歎異抄の第三章にある、親鸞聖人の有名な言葉。
往生を遂ぐ、とは極楽浄土に行くという意味だそうです。
そろそろ自分の人生の先がうっすらと見え始めて、長い間自分の心に引っかかっていたこの言葉に再び興味を持ちました。

このタイトルの言葉の意味は、悪人であっても往生を遂げることが出来るのだ、と思っていましたが、もう一度調べてみて分かったこと。

それは、善人のつもりだから往生を遂げるとは限らない。
全き善人のつもりである人は、自分の悪に全く気付かない。
それは作為的な善人であり、いわば偽善者でしょう。

そういう心は、阿弥陀の心に叶わない。
仮に極悪人であったとしても、その心に深い悲しみと後悔があったとすれば、それは阿弥陀の心に叶うのだと。

もし少しでも自分の悪の面が見えているのなら、そういうものから目を背けないで、むしろ見つめることだと。
そういう自分を否定しないで、共存する道を探すことだと思いました。

もちろん!サイコパスのように怜悧に合理に人の心を殺め、あるいは一分の非も感じることなく悪を遂行する病的な人物のことを
言っているのではないでしょう。

弱い心の持ち主、は阿弥陀の心に叶うのだということではないでしょうか?

原文を下に書いてみました。
意味もさることながら、この文語体の語り口調のカッコよさといったらないですね!
私はこの文語体の語り口調に、中学生のころから惚れていました。
それもあって、歴史に興味を持つことが出来ました。

「善人なおもって往生を遂ぐ、いわんや悪人をや」
しかるを世の人つねにいわく「悪人往生す。

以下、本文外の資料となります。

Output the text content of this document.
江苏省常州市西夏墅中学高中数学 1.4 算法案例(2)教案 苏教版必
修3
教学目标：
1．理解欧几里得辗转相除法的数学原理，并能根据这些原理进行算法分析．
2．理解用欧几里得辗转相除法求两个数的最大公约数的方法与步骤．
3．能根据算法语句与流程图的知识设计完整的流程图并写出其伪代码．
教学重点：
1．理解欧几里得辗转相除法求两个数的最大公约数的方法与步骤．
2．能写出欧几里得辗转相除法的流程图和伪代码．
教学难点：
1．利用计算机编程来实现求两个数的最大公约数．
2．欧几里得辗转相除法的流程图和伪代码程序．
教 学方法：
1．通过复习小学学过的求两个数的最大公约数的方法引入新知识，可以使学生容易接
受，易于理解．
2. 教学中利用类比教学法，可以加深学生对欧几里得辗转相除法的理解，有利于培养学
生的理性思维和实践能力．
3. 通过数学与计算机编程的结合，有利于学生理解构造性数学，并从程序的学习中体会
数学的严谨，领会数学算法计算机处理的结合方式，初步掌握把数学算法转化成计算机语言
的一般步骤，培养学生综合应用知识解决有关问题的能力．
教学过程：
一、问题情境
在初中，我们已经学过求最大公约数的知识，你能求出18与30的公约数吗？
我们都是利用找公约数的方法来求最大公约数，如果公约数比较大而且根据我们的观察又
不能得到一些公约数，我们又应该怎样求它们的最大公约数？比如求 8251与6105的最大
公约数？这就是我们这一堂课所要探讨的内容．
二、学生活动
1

いかにいわんや善人をや」
この條、一旦、その謂あるにたれども、本願他力の意趣に背けり。
その故は、自力作善の人は、ひとえに他力をたのむ心、かけたる間、阿弥陀の本願にあらず。
しかれども、自力の心を廻して、他力をたのみ奉れば、真実報土の往生を遂ぐるなり。
煩悩具足の我等は、いずれの行にても、生死を離るること、あるべからざるを憐れみたまいて、願をおこしたまう本意、悪人成仏の為なれば、他力をたのみ奉る悪人、
もっとも往生の正因なり。
よって「善人だにこそ、往生すれ、まして悪人は」と仰せ候いき。